Because it is not enough to just be ordinary, in the face of such suffering. They have to engage more fully in the how to relate. Ordinary conversation, communication, interaction is unrealistic and dangerous. But how impossibly difficult is that to convey?


How terribly sad it is, that with such need to protect the immediate environment, for the person to remain safe, so few comprehend the danger they pose and are willing to give the utmost commitment to maintain it.

How much easier it is to ignore the truth or just think you are being difficult or exaggerating or even playing some kind of game?

How lonely that feels.

How terrible that the most ill are left in this state of blame or ignored or misinterpreted or just simply excluded and forgotten in the decades of suffering.

Their unrecognised, untreated, unsupported, clinically dismissed, abandoned physical disease renders them  completely invisible and alienated from the people they once knew and the life they once lived by.

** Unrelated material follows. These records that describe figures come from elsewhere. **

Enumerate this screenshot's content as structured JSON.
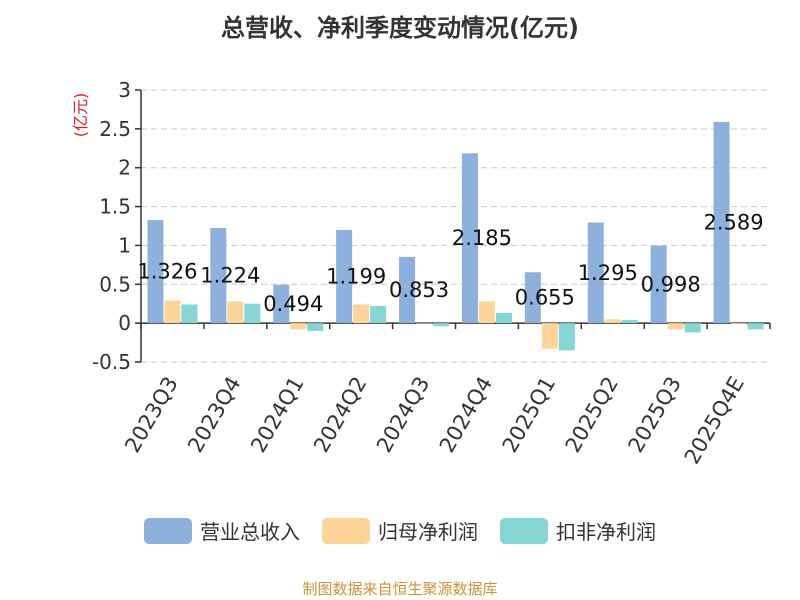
{
  "title": "总营收、净利季度变动情况(亿元)",
  "source": "制图数据来自恒生聚源数据库",
  "chart_data": {
    "type": "bar",
    "title": "总营收、净利季度变动情况(亿元)",
    "ylabel": "(亿元)",
    "xlabel": "",
    "ylim": [
      -0.5,
      3
    ],
    "yticks": [
      "-0.5",
      "0",
      "0.5",
      "1",
      "1.5",
      "2",
      "2.5",
      "3"
    ],
    "grid": true,
    "legend_position": "bottom",
    "categories": [
      "2023Q3",
      "2023Q4",
      "2024Q1",
      "2024Q2",
      "2024Q3",
      "2024Q4",
      "2025Q1",
      "2025Q2",
      "2025Q3",
      "2025Q4E"
    ],
    "series": [
      {
        "name": "营业总收入",
        "color": "#8eb0dc",
        "values": [
          1.326,
          1.224,
          0.494,
          1.199,
          0.853,
          2.185,
          0.655,
          1.295,
          0.998,
          2.589
        ],
        "labels": [
          "1.326",
          "1.224",
          "0.494",
          "1.199",
          "0.853",
          "2.185",
          "0.655",
          "1.295",
          "0.998",
          "2.589"
        ]
      },
      {
        "name": "归母净利润",
        "color": "#fdd59b",
        "values": [
          0.29,
          0.28,
          -0.08,
          0.24,
          0.0,
          0.28,
          -0.33,
          0.05,
          -0.08,
          -0.01
        ]
      },
      {
        "name": "扣非净利润",
        "color": "#86d6d6",
        "values": [
          0.24,
          0.25,
          -0.1,
          0.22,
          -0.04,
          0.13,
          -0.35,
          0.04,
          -0.12,
          -0.08
        ]
      }
    ]
  }
}
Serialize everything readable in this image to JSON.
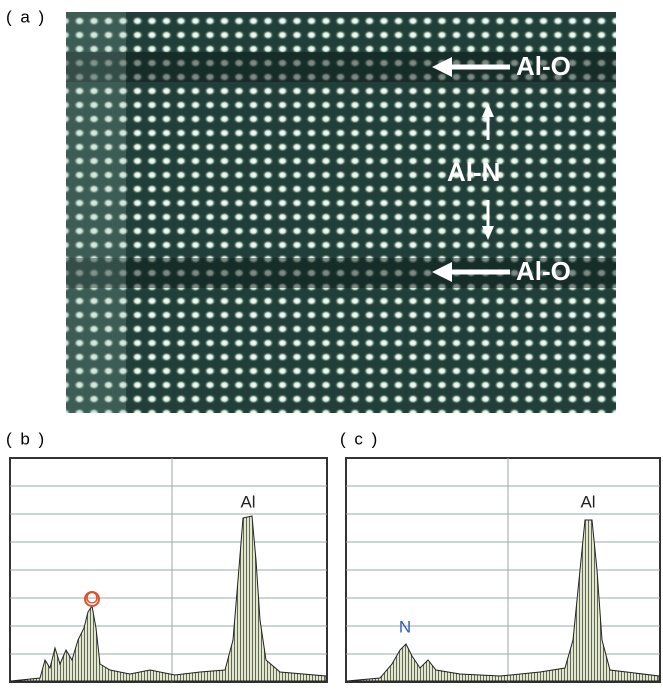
{
  "panel_a": {
    "label": "( a )",
    "annotations": [
      "Al-O",
      "Al-N",
      "Al-O"
    ]
  },
  "panel_b": {
    "label": "( b )",
    "peaks": [
      "O",
      "Al"
    ]
  },
  "panel_c": {
    "label": "( c )",
    "peaks": [
      "N",
      "Al"
    ]
  }
}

Living in torment with no real idea of what to do or how to cope moment by moment by moment.





Comments

  1. One way that I do stay in touch in that situation, is to do it online. Of course, that requires setting the device on the lowest light level, then downloading an app that sets it to an even lower light level, and the device is generally used while my favorite person with M.E. sits in a darkened room with a blanket over her head (well, actually more like five blankets. She does get cold.). And, I do have to purchase new earphones for my favorite person with M.E. practically daily, because they are used nearly 24 hours a day. But it's one way to reach out and touch the world, and for the world to touch back. I don't think I have every met anyone that I could explain it to, who hadn't actually lived with it. I wonder what people did before they had the internet.